You can create new properties / keys and remove some, just add the new property assigning it to this, and return null to delete the current key.

From the docs

If the reviver function returns undefined (or returns no value, for example, if execution falls off the end of the function), the property is deleted from the object.

awesome

Recap

Even though the subject of this post is in itself rather simple, we discussed many different things:

  • Reviver method: prescribes how the value originally produced by parsing is transformed, before being returned.
  • TDD: Test Driven Development, write tests as/before you write your code, not after.
  • AAA Style: Act - Arrange - Assert (how to structure your tests)
  • Composing software: how to write methods which are (as functional as possible) reusable and composable, really like small building blocks
  • Pipe method: a method that allows to compose/chain an array of methods where the original input is edited and passed down to every function
  • Partial application vs Currying

I hope approaches and coding styles suggested in this post which will help you and make your code simpler, more readable, extendable and testable - if we want to stretch it a bit, more solid.


anyway, why Reviver?

Naming things is hard, we know, and among parser, replacer, formatter, tranformer, adapter I was wondering how we ended up calling revivers, revivers. Why do we need to bring back to life a JSON string?

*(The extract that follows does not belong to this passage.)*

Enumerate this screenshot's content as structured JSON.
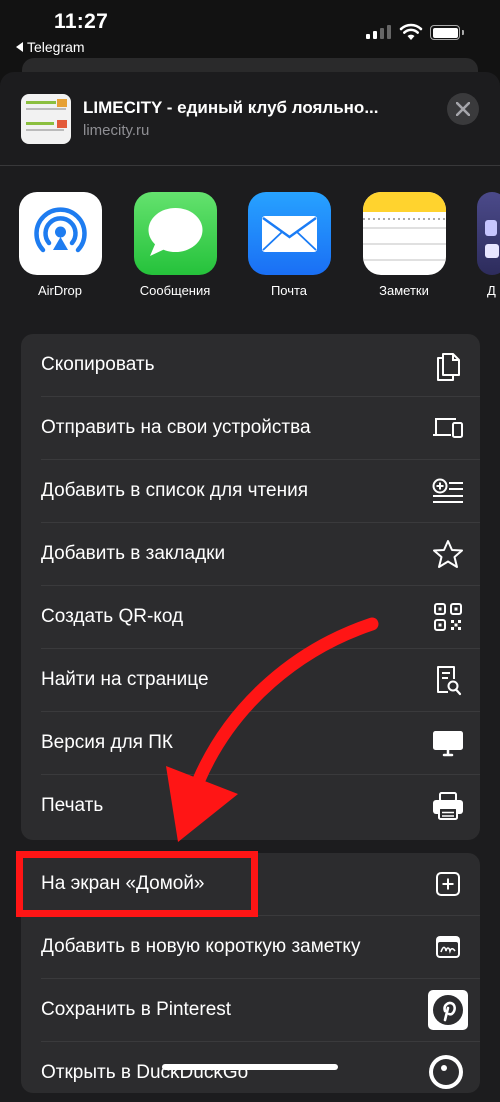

After reading the discussion on StackOverflow, it makes perfectly sense.

I think rehydrate - used in other languages - is probably more straightforward, but the idea is similar:

you have an object - a "living" js object that you can manipulate and interact with, when JSON stringifying it, you dry it up, it become a plain dead string, when parsing it, it comes back as an object. It comes back to life! You revived it!

And if you are asking why the banner on top of the post - well, it is an homage to one of my favorite horror films when I was a kid, which always comes to my mind when I read the reviver parameter - Reanimator!